Evaluating the potential effects of digital money on the Turkish economy, Head of the Computer Engineering Department Prof. Dr. Burhan Pektaş said, “Turkey should introduce the digital lira, which could be an important component of its digital economy strategy.”
Prof. Dr. Burhan Pektaş: “Digital currency can integrate Turkey more closely with global digital economies, facilitating cross-border transactions.”
Head of the Computer Engineering Department at Üsküdar University Faculty of Engineering and Natural Sciences (MDBF), Prof. Dr. Burhan Pektaş, evaluated the advantages, disadvantages, and potential effects of transitioning to digital currency on the country's economy.
What are the advantages of digital currency?

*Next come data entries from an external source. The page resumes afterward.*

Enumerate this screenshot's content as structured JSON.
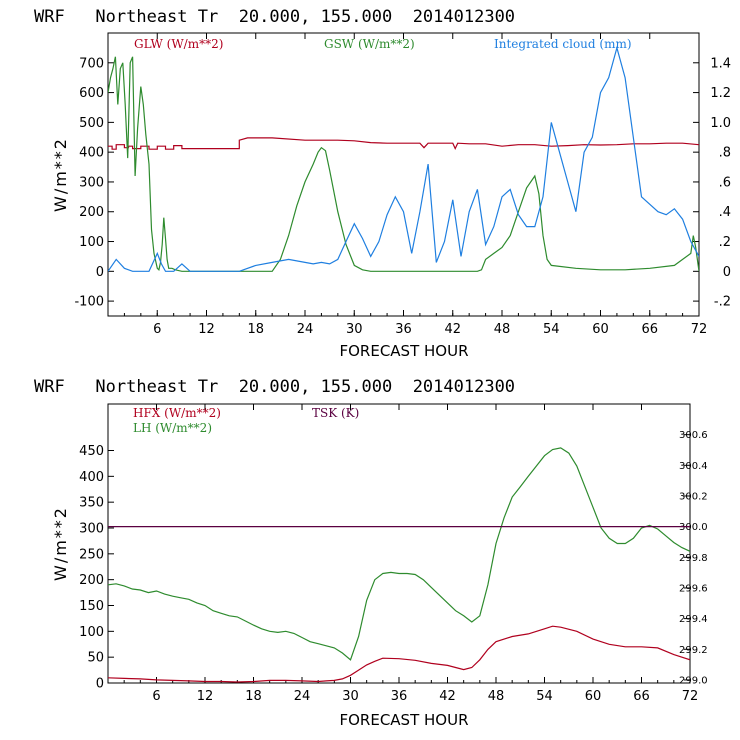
{
  "chart_data": [
    {
      "type": "line",
      "title": "WRF   Northeast Tr  20.000, 155.000  2014012300",
      "xlabel": "FORECAST HOUR",
      "ylabel": "W/m**2",
      "xlim": [
        0,
        72
      ],
      "ylim": [
        -150,
        800
      ],
      "y2lim": [
        -0.3,
        1.6
      ],
      "x_ticks": [
        6,
        12,
        18,
        24,
        30,
        36,
        42,
        48,
        54,
        60,
        66,
        72
      ],
      "y_ticks": [
        -100,
        0,
        100,
        200,
        300,
        400,
        500,
        600,
        700
      ],
      "y2_ticks": [
        -0.2,
        0,
        0.2,
        0.4,
        0.6,
        0.8,
        1.0,
        1.2,
        1.4
      ],
      "y2_tick_labels": [
        "-.2",
        "0",
        ".2",
        ".4",
        ".6",
        ".8",
        "1.0",
        "1.2",
        "1.4"
      ],
      "series": [
        {
          "name": "GLW (W/m**2)",
          "color": "#b0001e",
          "axis": "left",
          "x": [
            0,
            0.5,
            0.5,
            1,
            1,
            2,
            2,
            2.5,
            2.5,
            3,
            3,
            4,
            4,
            5,
            5,
            6,
            6,
            7,
            7,
            8,
            8,
            9,
            9,
            10,
            10,
            12,
            14,
            16,
            16,
            17,
            20,
            24,
            28,
            30,
            32,
            34,
            36,
            38,
            38.5,
            39,
            42,
            42.3,
            42.6,
            44,
            46,
            48,
            50,
            52,
            54,
            56,
            58,
            60,
            62,
            64,
            66,
            68,
            70,
            72
          ],
          "y": [
            420,
            420,
            410,
            410,
            425,
            425,
            415,
            415,
            420,
            420,
            412,
            412,
            420,
            420,
            410,
            410,
            420,
            420,
            410,
            410,
            422,
            422,
            412,
            412,
            412,
            412,
            412,
            412,
            440,
            448,
            448,
            440,
            440,
            438,
            432,
            430,
            430,
            430,
            415,
            430,
            430,
            412,
            430,
            428,
            428,
            420,
            425,
            425,
            420,
            422,
            425,
            424,
            425,
            428,
            428,
            430,
            430,
            425
          ]
        },
        {
          "name": "GSW (W/m**2)",
          "color": "#2e8b2e",
          "axis": "left",
          "x": [
            0,
            0.3,
            0.6,
            0.9,
            1.2,
            1.5,
            1.8,
            2.1,
            2.4,
            2.7,
            3,
            3.3,
            3.6,
            4,
            4.3,
            4.6,
            5,
            5.3,
            5.6,
            6,
            6.2,
            6.4,
            6.6,
            6.8,
            7,
            7.2,
            7.4,
            7.8,
            8.2,
            9,
            10,
            12,
            16,
            20,
            21,
            22,
            23,
            24,
            25,
            25.6,
            26,
            26.5,
            27,
            28,
            29,
            30,
            31,
            32,
            33,
            34,
            40,
            45,
            45.5,
            46,
            47,
            48,
            49,
            50,
            51,
            52,
            52.5,
            53,
            53.5,
            54,
            57,
            60,
            63,
            66,
            69,
            70,
            71,
            71.3,
            71.6,
            72
          ],
          "y": [
            600,
            650,
            680,
            720,
            560,
            680,
            700,
            560,
            380,
            700,
            720,
            320,
            480,
            620,
            560,
            460,
            360,
            140,
            60,
            10,
            5,
            30,
            90,
            180,
            110,
            40,
            10,
            10,
            5,
            0,
            0,
            0,
            0,
            0,
            40,
            120,
            220,
            300,
            360,
            400,
            415,
            405,
            340,
            200,
            90,
            20,
            5,
            0,
            0,
            0,
            0,
            0,
            5,
            40,
            60,
            80,
            120,
            200,
            280,
            320,
            260,
            120,
            40,
            20,
            10,
            5,
            5,
            10,
            20,
            40,
            60,
            120,
            80,
            0
          ]
        },
        {
          "name": "Integrated cloud (mm)",
          "color": "#1f7fe0",
          "axis": "right",
          "x": [
            0,
            1,
            2,
            3,
            4,
            5,
            6,
            6.5,
            7,
            8,
            9,
            10,
            12,
            14,
            16,
            18,
            20,
            22,
            24,
            25,
            26,
            27,
            28,
            29,
            30,
            31,
            32,
            33,
            34,
            35,
            36,
            37,
            38,
            39,
            40,
            41,
            42,
            43,
            44,
            45,
            46,
            47,
            48,
            49,
            50,
            51,
            52,
            53,
            54,
            55,
            56,
            57,
            58,
            59,
            60,
            61,
            62,
            63,
            64,
            65,
            66,
            67,
            68,
            69,
            70,
            71,
            72
          ],
          "y": [
            0.0,
            0.08,
            0.02,
            0.0,
            0.0,
            0.0,
            0.12,
            0.05,
            0.0,
            0.0,
            0.05,
            0.0,
            0.0,
            0.0,
            0.0,
            0.04,
            0.06,
            0.08,
            0.06,
            0.05,
            0.06,
            0.05,
            0.08,
            0.2,
            0.32,
            0.22,
            0.1,
            0.2,
            0.38,
            0.5,
            0.4,
            0.12,
            0.4,
            0.72,
            0.06,
            0.2,
            0.48,
            0.1,
            0.4,
            0.55,
            0.18,
            0.3,
            0.5,
            0.55,
            0.38,
            0.3,
            0.3,
            0.5,
            1.0,
            0.8,
            0.6,
            0.4,
            0.8,
            0.9,
            1.2,
            1.3,
            1.5,
            1.3,
            0.9,
            0.5,
            0.45,
            0.4,
            0.38,
            0.42,
            0.35,
            0.2,
            0.1
          ]
        }
      ]
    },
    {
      "type": "line",
      "title": "WRF   Northeast Tr  20.000, 155.000  2014012300",
      "xlabel": "FORECAST HOUR",
      "ylabel": "W/m**2",
      "xlim": [
        0,
        72
      ],
      "ylim": [
        0,
        540
      ],
      "y2lim": [
        298.98,
        300.8
      ],
      "x_ticks": [
        6,
        12,
        18,
        24,
        30,
        36,
        42,
        48,
        54,
        60,
        66,
        72
      ],
      "y_ticks": [
        0,
        50,
        100,
        150,
        200,
        250,
        300,
        350,
        400,
        450
      ],
      "y2_ticks": [
        299.0,
        299.2,
        299.4,
        299.6,
        299.8,
        300.0,
        300.2,
        300.4,
        300.6
      ],
      "y2_tick_labels": [
        "299.0",
        "299.2",
        "299.4",
        "299.6",
        "299.8",
        "300.0",
        "300.2",
        "300.4",
        "300.6"
      ],
      "series": [
        {
          "name": "HFX (W/m**2)",
          "color": "#b0001e",
          "axis": "left",
          "x": [
            0,
            2,
            4,
            6,
            8,
            10,
            12,
            14,
            16,
            18,
            20,
            22,
            24,
            26,
            27,
            28,
            29,
            30,
            31,
            32,
            33,
            34,
            36,
            38,
            40,
            42,
            43,
            44,
            45,
            46,
            47,
            48,
            50,
            52,
            54,
            55,
            56,
            58,
            60,
            62,
            64,
            66,
            68,
            70,
            72
          ],
          "y": [
            10,
            9,
            8,
            6,
            5,
            4,
            3,
            3,
            2,
            3,
            5,
            5,
            4,
            3,
            4,
            5,
            8,
            15,
            25,
            35,
            42,
            48,
            47,
            44,
            38,
            34,
            30,
            26,
            30,
            45,
            65,
            80,
            90,
            95,
            105,
            110,
            108,
            100,
            85,
            75,
            70,
            70,
            68,
            55,
            45
          ]
        },
        {
          "name": "LH (W/m**2)",
          "color": "#2e8b2e",
          "axis": "left",
          "x": [
            0,
            1,
            2,
            3,
            4,
            5,
            6,
            7,
            8,
            9,
            10,
            11,
            12,
            13,
            14,
            15,
            16,
            17,
            18,
            19,
            20,
            21,
            22,
            23,
            24,
            25,
            26,
            27,
            28,
            29,
            30,
            31,
            32,
            33,
            34,
            35,
            36,
            37,
            38,
            39,
            40,
            41,
            42,
            43,
            44,
            45,
            46,
            47,
            48,
            49,
            50,
            51,
            52,
            53,
            54,
            55,
            56,
            57,
            58,
            59,
            60,
            61,
            62,
            63,
            64,
            65,
            66,
            67,
            68,
            69,
            70,
            71,
            72
          ],
          "y": [
            190,
            192,
            188,
            182,
            180,
            175,
            178,
            172,
            168,
            165,
            162,
            155,
            150,
            140,
            135,
            130,
            128,
            120,
            112,
            105,
            100,
            98,
            100,
            96,
            88,
            80,
            76,
            72,
            68,
            58,
            45,
            90,
            160,
            200,
            212,
            214,
            212,
            212,
            210,
            200,
            185,
            170,
            155,
            140,
            130,
            118,
            130,
            190,
            270,
            320,
            360,
            380,
            400,
            420,
            440,
            452,
            455,
            445,
            420,
            380,
            340,
            300,
            280,
            270,
            270,
            280,
            300,
            305,
            298,
            285,
            272,
            262,
            255
          ]
        },
        {
          "name": "TSK (K)",
          "color": "#5a0040",
          "axis": "right",
          "x": [
            0,
            72
          ],
          "y": [
            300.0,
            300.0
          ]
        }
      ]
    }
  ]
}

Stating that digital currency is a new application rapidly entering our lives, Prof. Dr. Burhan Pektaş emphasized that there are significant advantages and some risks for businesses transitioning to digital payment systems.
Prof. Dr. Burhan Pektaş listed the advantages of transitioning to digital currency as follows:
“Digital currency allows for easy, fast, and contactless transactions, enhancing the user experience. It reduces costs associated with physical cash, such as printing, distribution, and handling. Furthermore, digital transactions are traceable, reducing fraud, money laundering, and other illegal activities. It provides access to financial services for individuals without bank accounts or with insufficient banking access through mobile phones and internet access. It speeds up transactions, reduces payment times, and can increase overall economic productivity.”
Elderly populations or those without access to digital devices may find it difficult to adapt
Providing information on the disadvantages of transitioning to digital currency, Prof. Dr. Burhan Pektaş continued:
“Digital currency transactions can be tracked, leading to concerns about data privacy and surveillance. Hacking targeting digital wallets and payment systems increases the risk of digital theft and cyberattacks. It requires a robust digital infrastructure, which may not be available or reliable in all regions. Moreover, internet access disruptions, power outages, or system failures can halt transactions. Elderly populations or those without access to digital devices may find it difficult to adapt.”
Effects of digital currency usage…
Prof. Dr. Burhan Pektaş also pointed to the effects of digital currency use, stating, “It can reshape how businesses operate with the increase in e-commerce and the reduction in cash processing costs. Central banks may have more control over the money supply, which can facilitate the implementation of monetary policy. As digital wallets and financial technology solutions come to the forefront, it may lead to a decrease in reliance on traditional banking services.”
What are the security risks of digital currency?
Prof. Dr. Burhan Pektaş stated, “Digital currency has security risks from many different angles, such as cyberattacks, data breaches, fraud, and technical vulnerabilities,” and continued as follows:
“We can summarize these as follows. Digital payment systems and wallets are vulnerable to hacking, phishing, and malware attacks. Personal and financial data can be compromised, leading to identity theft and financial losses. This increases the risk of unauthorized transactions and fraudulent use of digital currencies. Errors and flaws in the software of digital platforms can be exploited by malicious individuals. There are some measures businesses can take against these situations. We can briefly list them as follows: Implementing strong encryption, multi-factor authentication, and regular security updates. Training staff to recognize phishing attempts and other common cyber threats. Regularly conducting security audits and risk assessments to identify and mitigate vulnerabilities. Using secure data storage solutions and ensuring compliance with data protection regulations. Additionally, businesses may consider obtaining cyber insurance to protect against potential financial losses arising from cyber incidents.”
What are the potential effects of digital currency on Turkey's economy?
Prof. Dr. Burhan Pektaş also evaluated the potential effects of digital currency on Turkey's economy as follows:
“Digital currency can increase economic participation by providing financial access to underserved regions in Turkey. It facilitates online transactions, potentially boosting e-commerce and digital businesses. Digital transactions are easier to track, which can reduce the size of the informal economy and increase tax revenues. The Central Bank of Turkey may have more precise control over the money supply, improving economic stability. A national digital currency could help stabilize the Turkish lira by reducing dependence on foreign digital currencies.”
How might digital currency usage evolve in Turkey?
Prof. Dr. Burhan Pektaş also pointed to predictions on this topic, concluding his remarks by saying, “Turkey should introduce the digital lira, which could be an important component of its digital economy strategy. As digital infrastructure improves and smartphone penetration increases, more businesses and consumers are likely to adopt digital payments. The financial technology (fintech) sector can be expected to expand by offering more innovative financial solutions adapted to digital currency. More comprehensive regulations around digital currencies and payment systems can be expected to ensure security, consumer protection, and financial stability. Digital currency can facilitate cross-border transactions by integrating Turkey more closely with global digital economies.”